Accessibility Enhancement
Create audio versions of text content:
- A content submission form collects article text.
- Text to Speech converts the article to an audio file.
- The audio file is attached to the content record for accessibility compliance.
Podcast Generation
Automate podcast episode creation:
- A content creator submits a script through a form.
- Text to Speech generates the audio narration.
- The audio file is stored in Google Drive and linked in a Notion database.
- A notification is sent to the production team for final review.
Interactive Voice Notifications
Create voice messages for notification workflows:
- A monitoring form triggers when certain conditions are met.
- An Agent node drafts a voice notification message.
- Text to Speech converts it to audio.
- The audio is delivered via a webhook to a phone system or notification service.
Language Learning Content
Generate pronunciation guides:
- A vocabulary form collects words and phrases in a target language.
- Text to Speech generates audio for each word using an appropriate voice.
- Audio files are stored and linked to the vocabulary list.
- Learners access audio alongside written content.
Multi-Language Support
Generate audio in multiple languages:
- A form collects content and a target language selection.
- An Agent node translates the content if needed.
- Text to Speech generates audio in the target language using an appropriate voice.
- The audio URL is included in the localized response.
Provider Comparison
| Feature | OpenAI | ElevenLabs |
|---|---|---|
| Voice count | 6 built-in | 4 built-in presets |
| Speed control | Yes (0.25x - 4.0x) | No |
| Models | 2 (TTS-1, TTS-1 HD) | 3 (Eleven v3, Multilingual v2, Turbo v2.5) |
| Output formats | MP3, WAV, OGG (Opus), FLAC | MP3 only |
| Audio quality | Good (TTS-1), Excellent (TTS-1 HD) | Excellent |
| Pricing | Per character | Per character (tier-dependent) |
| Natural sound | Good | Excellent |
Choose OpenAI when you need speed control, multiple output formats, predictable pricing, and reliable quality with simple voice selection.
Choose ElevenLabs when voice quality and naturalness are the top priority, or you need one of their specialized models.
Best Practices
- Choose the right voice early. Preview different voices with sample text before committing to a workflow. Voice characteristics significantly impact the end-user experience.
- Keep text concise. Long text inputs increase generation time, cost, and file size. Split long content into shorter segments when possible.
- Use TTS-1 for drafts and testing. Switch to TTS-1 HD for production when audio quality matters to end users.
- Test with actual content. Synthesized speech can sound different depending on content type. Test with representative text from real form submissions, not just placeholder text.
- Match voice to context. Use a professional, neutral voice (Alloy, Onyx) for business communications and a warmer voice (Echo, Nova) for customer-facing interactions.
- Store audio files. Generated audio URLs point to S3-hosted files. Use a Google Drive or file storage action node to persist important audio files if needed.
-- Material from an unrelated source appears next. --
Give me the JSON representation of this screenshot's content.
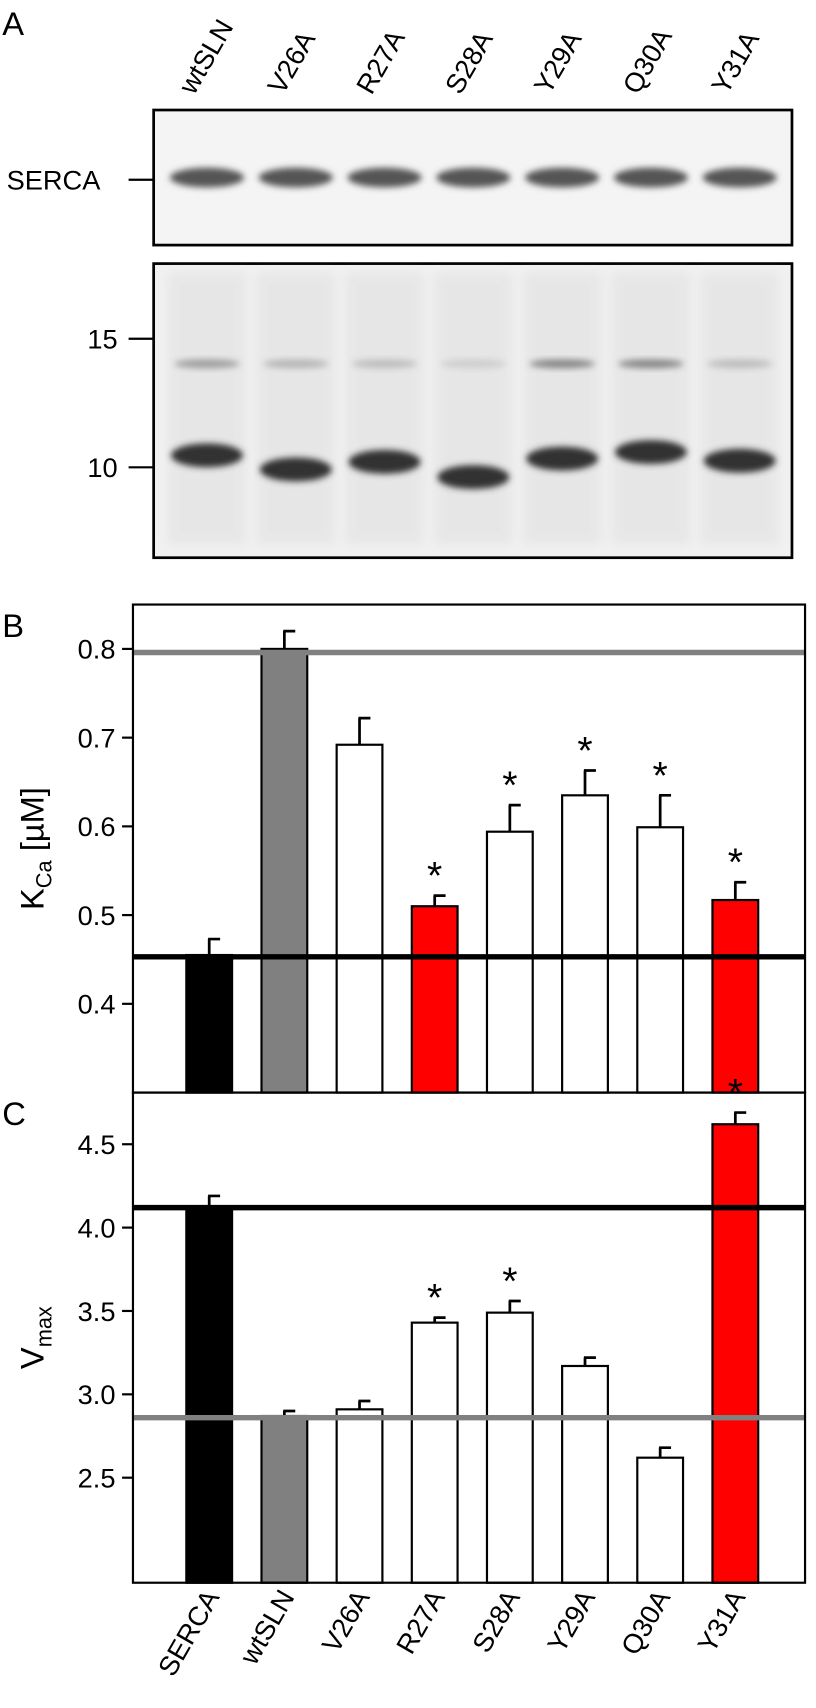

- Handle empty text. If the text field could be empty (e.g., an optional form field), add conditional logic to skip the Text to Speech node when there is nothing to convert.
Limitations
- Text length is limited by the provider. OpenAI supports up to 4096 characters per request. Longer text must be split across multiple requests.
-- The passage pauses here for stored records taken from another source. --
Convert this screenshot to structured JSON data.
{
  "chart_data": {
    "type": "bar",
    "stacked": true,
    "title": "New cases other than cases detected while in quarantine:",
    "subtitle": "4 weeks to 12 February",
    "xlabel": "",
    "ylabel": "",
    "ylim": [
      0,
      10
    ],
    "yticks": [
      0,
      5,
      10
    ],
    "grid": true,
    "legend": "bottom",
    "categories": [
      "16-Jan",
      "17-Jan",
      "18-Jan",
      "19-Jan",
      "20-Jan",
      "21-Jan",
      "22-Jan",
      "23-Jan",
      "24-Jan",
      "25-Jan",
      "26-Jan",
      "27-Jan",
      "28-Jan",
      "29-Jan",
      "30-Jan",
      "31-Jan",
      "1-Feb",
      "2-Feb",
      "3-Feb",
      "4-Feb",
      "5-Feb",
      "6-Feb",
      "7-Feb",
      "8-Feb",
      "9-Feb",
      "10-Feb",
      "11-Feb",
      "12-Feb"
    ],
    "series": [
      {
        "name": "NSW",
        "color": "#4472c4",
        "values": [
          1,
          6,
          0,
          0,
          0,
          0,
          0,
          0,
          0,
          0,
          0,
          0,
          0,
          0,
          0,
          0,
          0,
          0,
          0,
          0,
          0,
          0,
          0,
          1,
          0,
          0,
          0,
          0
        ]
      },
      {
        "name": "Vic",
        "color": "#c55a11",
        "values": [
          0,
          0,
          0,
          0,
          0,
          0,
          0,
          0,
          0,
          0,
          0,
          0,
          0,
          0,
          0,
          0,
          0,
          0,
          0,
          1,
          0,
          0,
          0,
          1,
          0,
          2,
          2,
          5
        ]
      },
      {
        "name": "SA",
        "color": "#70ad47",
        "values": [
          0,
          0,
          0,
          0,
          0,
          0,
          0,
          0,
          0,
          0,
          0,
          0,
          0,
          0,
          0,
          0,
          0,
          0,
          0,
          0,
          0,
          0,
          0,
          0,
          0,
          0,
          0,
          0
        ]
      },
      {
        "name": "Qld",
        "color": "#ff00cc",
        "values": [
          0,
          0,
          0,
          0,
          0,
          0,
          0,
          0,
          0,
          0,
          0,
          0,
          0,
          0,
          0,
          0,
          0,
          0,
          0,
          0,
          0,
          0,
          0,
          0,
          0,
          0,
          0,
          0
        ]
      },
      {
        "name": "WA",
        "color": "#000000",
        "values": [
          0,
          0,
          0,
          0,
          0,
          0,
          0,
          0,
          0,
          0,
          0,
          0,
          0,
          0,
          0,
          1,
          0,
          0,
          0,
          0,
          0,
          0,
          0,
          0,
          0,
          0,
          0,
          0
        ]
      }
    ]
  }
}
- ElevenLabs character limits depend on your subscription tier.
- Speed control is available only with OpenAI models. ElevenLabs does not support programmatic speed adjustment.
- ElevenLabs always outputs MP3, regardless of the format selected in the configuration.
- The node generates audio from text only. It does not support audio-to-audio conversion, voice modification, or audio mixing.
- Execution is subject to a 120-second timeout.